Cosmology, Dark Energy and Superstrings

The standard cosmological model, in conjunction with the more recent observations, indicate that the Universe is composed of 4% radiation and barionic matter, and 96% of unknown components: cold dark matter, until now not directly detected, but necessary for the formation of structure and energy dark, responsible for the accelerated expansion of the Universe. There are open questions that modern cosmology seeks to answer: What is the nature of dark matter? What is the nature of the dark energy that dominates the Universe? What happened in the first moments of the Universe and what is the physics behind this phenomenon? These questions have inspired ambitious research programs to answer them. At IFUNAM, dark matter and energy are studied from the theoretical-phenomenological and experimental-observational perspectives. Participate in two dark energy experiments: the Sloan Digital Sky Survey IV (SDSS-IV) / Extended Baryon Oscillation Spectroscopic Survey (eBOSS) and the Dark Energy Spectroscopic Instrument (DESI)

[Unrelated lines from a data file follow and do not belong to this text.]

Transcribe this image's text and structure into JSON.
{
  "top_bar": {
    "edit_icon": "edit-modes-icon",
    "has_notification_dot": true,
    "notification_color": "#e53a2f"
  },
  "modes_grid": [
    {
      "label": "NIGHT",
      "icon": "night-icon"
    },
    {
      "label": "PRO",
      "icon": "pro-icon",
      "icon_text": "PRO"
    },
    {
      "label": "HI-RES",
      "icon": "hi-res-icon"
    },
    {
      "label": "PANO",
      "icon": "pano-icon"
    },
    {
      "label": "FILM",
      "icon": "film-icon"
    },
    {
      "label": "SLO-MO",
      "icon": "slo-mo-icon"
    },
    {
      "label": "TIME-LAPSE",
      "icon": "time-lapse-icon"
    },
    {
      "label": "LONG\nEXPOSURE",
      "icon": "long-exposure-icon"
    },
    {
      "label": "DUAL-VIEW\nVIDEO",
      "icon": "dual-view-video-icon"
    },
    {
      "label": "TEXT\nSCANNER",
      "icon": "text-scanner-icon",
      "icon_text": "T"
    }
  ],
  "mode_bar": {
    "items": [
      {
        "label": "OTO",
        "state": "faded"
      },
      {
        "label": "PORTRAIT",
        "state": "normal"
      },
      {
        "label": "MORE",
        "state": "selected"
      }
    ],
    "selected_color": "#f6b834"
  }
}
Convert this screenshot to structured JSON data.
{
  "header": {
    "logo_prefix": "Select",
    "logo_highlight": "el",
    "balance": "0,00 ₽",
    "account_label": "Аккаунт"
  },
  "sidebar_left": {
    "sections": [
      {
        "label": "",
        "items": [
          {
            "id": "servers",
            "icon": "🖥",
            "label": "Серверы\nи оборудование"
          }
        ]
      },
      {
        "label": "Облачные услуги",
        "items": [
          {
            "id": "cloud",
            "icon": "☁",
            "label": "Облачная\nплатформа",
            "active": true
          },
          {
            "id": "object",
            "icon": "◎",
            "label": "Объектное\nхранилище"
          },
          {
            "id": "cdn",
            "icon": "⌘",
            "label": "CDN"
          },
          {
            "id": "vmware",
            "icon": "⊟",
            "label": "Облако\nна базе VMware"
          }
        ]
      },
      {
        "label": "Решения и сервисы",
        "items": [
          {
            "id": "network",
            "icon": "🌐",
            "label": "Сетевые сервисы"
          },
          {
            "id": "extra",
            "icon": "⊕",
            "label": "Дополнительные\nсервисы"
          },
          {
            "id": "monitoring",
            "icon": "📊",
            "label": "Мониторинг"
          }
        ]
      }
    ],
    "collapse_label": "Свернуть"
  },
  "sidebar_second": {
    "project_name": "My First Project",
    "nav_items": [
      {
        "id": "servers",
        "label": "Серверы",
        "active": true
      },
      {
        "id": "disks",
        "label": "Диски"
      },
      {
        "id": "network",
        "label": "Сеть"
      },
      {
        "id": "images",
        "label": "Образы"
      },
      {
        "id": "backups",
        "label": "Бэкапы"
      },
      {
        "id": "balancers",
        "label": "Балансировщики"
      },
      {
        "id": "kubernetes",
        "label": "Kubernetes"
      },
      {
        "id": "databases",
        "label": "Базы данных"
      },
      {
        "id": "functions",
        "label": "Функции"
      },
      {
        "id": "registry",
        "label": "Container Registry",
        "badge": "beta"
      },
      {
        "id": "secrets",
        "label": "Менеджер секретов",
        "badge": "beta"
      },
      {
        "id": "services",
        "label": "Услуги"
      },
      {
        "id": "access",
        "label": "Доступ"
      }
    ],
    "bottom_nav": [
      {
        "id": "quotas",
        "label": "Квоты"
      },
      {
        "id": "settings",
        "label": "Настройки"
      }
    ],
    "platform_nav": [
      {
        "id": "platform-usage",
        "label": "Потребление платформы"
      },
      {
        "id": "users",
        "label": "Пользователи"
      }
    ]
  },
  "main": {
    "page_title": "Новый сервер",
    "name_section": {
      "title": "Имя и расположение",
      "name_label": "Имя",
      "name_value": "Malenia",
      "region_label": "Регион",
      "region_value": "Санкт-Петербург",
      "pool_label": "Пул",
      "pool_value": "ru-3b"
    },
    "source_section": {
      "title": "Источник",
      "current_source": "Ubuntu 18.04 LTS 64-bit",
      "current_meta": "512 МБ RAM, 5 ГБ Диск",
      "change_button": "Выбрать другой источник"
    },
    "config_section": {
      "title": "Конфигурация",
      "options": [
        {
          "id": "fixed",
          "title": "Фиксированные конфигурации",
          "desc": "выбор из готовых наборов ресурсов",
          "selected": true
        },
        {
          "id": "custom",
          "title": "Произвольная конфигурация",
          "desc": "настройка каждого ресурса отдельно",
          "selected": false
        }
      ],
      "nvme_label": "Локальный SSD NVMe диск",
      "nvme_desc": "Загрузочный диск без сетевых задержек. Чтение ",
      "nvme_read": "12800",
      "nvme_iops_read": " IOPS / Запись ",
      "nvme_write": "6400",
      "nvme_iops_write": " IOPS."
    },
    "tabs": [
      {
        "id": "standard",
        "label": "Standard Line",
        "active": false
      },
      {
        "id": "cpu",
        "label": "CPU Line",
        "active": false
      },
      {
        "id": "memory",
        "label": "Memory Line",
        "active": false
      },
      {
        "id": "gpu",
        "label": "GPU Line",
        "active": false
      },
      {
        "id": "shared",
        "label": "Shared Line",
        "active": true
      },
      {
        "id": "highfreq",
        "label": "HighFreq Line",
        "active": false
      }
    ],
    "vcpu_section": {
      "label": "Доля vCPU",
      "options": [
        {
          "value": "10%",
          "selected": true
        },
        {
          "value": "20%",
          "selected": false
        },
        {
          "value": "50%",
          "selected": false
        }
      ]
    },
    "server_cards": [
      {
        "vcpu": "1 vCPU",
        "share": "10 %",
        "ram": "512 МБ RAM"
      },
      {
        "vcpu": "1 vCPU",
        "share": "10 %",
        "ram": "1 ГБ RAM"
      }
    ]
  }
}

String theory (TC) seeks, among others, to answer the questions that cosmology and particle physics study. In particular, it proposes that the scenarios based on compactifications of 6 of the 10 dimensions, typical of CT, lead to fields whose dynamics and properties could explain the cosmological inflation, the origin of dark matter and energy, and the qualities of the standard particle pattern. At IFUNAM, research focuses on the study of the properties of fields and their dynamics in string models to show whether this hypothesis is correct.